Many people in Vietnam turn to their gardens when it comes to curing sicknesses. Lorcan Lovett finds out about some of the most favoured Vietnamese home remedies. Photo by Jonny Edbrooke.
In a time long before the ubiquitous pharmacies lined the streets, headaches, colds and other common ailments were treated with whatever was growing in the garden.
Tropical plants became a cornerstone of Traditional Vietnamese Medicine, and through centuries of experimenting, each generation passed down their knowledge to the next, ensuring poor people could always access some form of treatment.
However this knowledge is being dissolved with the advent of factory pills. Like many of her peers, grandmother Nguyen Thi Ngoc Loan, 55, from Saigon, is still a staunch believer in home remedies.
She looks to the garden every time one of her family has a medical problem, applying Thuoc Nam, or ‘Southern Medicine’ before taking any other action.
“You can pick plants up anytime and it does not cost you anything,” she says. “We believe that anything traditional is better than modern.”
Loan’s approach to sickness involves the balancing of the yin (cold) and yang (hot) energy in the body by introducing a measure of whatever is felt to be lacking through medicines or food.
As the thinking goes, an illness is a medical manifestation of these yin-yang imbalances, and modern medicine brings only a surplus of hot yang energy. Home remedies are best at finding the balance that leads to healing, says Loan.
Her methods may send a ripple of discontent among skeptical readers, but those in the clutch of a piercing migraine are unlikely to refuse anything which may alleviate their pain.
For headaches, Loan rubs eucalyptus oil over the forehead and then pinches the bridge of the nose again and again until the skin is red. A cup of ginger tea for the sufferer follows soon after.
Another similarly discomforting practice is coining therapy, which involves putting ointment on the painful spot and then rubbing a coin or the edge of a spoon vigorously over the bones until an abrasion is seen.
Aloe Vera is well known for its skin-boosting qualities and in Vietnam it’s close to reaching panacea status.
Its juice destroys the toxins in your body, Loan says, and is especially good for digestion and the liver, while the gel can cure acne, sunburn and fight ageing by keeping the skin firm.
Hangovers are promptly banished with lemon juice with sugar, says the grandmother, although that pales in comparison to the capabilities of the average looking basket plant (callisia fragrans), or cay luoc vang, which is slated to cure cancer as well as many other illnesses when cooked and drank.
Loan says she’s always on the hunt for the fleshy rau tan day la, known as Mexican mint (plectranthus amboinicus), whose potent, earthly smell changes to a minty scent after it’s cut. The juice is used to treat coughs, sore throats and blocked noses.

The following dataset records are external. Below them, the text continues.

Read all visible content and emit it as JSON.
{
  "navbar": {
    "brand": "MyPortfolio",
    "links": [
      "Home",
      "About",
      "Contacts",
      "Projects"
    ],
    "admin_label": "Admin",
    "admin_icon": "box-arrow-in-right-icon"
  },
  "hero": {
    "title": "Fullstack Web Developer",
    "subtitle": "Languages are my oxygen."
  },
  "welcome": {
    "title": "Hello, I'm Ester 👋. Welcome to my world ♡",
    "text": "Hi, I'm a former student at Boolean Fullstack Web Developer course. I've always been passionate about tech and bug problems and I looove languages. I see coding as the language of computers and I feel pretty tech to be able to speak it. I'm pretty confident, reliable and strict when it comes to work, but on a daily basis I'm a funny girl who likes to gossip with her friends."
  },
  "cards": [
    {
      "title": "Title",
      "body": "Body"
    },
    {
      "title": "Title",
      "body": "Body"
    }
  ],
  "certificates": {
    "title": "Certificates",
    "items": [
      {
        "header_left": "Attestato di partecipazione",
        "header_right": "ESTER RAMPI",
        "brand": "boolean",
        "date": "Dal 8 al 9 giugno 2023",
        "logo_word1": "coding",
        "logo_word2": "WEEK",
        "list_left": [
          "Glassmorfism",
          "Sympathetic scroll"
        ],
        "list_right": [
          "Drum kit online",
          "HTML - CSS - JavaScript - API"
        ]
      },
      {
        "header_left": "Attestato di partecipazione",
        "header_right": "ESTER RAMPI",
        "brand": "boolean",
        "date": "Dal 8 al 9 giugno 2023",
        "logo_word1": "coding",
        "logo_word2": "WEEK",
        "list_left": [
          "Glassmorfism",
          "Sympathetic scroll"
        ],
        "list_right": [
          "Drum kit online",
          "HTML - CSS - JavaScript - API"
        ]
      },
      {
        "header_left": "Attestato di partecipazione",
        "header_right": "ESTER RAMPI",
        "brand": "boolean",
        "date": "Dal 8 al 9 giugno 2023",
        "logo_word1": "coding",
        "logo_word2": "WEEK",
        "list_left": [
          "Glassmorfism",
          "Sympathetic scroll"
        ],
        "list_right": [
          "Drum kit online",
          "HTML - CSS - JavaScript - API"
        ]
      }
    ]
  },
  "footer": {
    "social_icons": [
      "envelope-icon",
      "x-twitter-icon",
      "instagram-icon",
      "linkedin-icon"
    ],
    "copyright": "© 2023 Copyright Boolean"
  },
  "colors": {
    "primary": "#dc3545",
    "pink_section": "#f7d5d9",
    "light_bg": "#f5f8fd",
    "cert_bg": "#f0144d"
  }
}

In her family, the go-to treatment for the common cold is lemongrass and pomelo leaves boiled together in water.
Japanese honeysuckle (lonicera japonica), or day nhan long, is Loan’s personal favourite – the most effective, she says. You pick the top of the vine or the biggest leaf, clean it and then steam or boil it to help lower fevers by inducing sweat. Its antibiotic elements are also said to kill bacteria while others use it as a mild laxative. Loan says it also works for people who cannot sleep.
Loan adds that drinking the broth of boiled cay cho de, known as stonebreaker (phyllanthus niruri) is a good detox and combats jaundice.
She once treated her daughter’s warts too, with cay dam but, or hibiscus, mincing the pretty red leaves and applying them to the growths.
“If you take too much modern medicine you will leave bad things inside you,” she says. “People should focus on home remedies rather than modern medicine because it has no side effects and you know what you’re getting.”
Plants are not kept in the fridge but rather used straight away. And they’re not used just for physical ailments. Some shrubs are cultivated for spiritual matters such as bathing with pomelo leaves before Tet to wash away all bad events endured by a person in that year.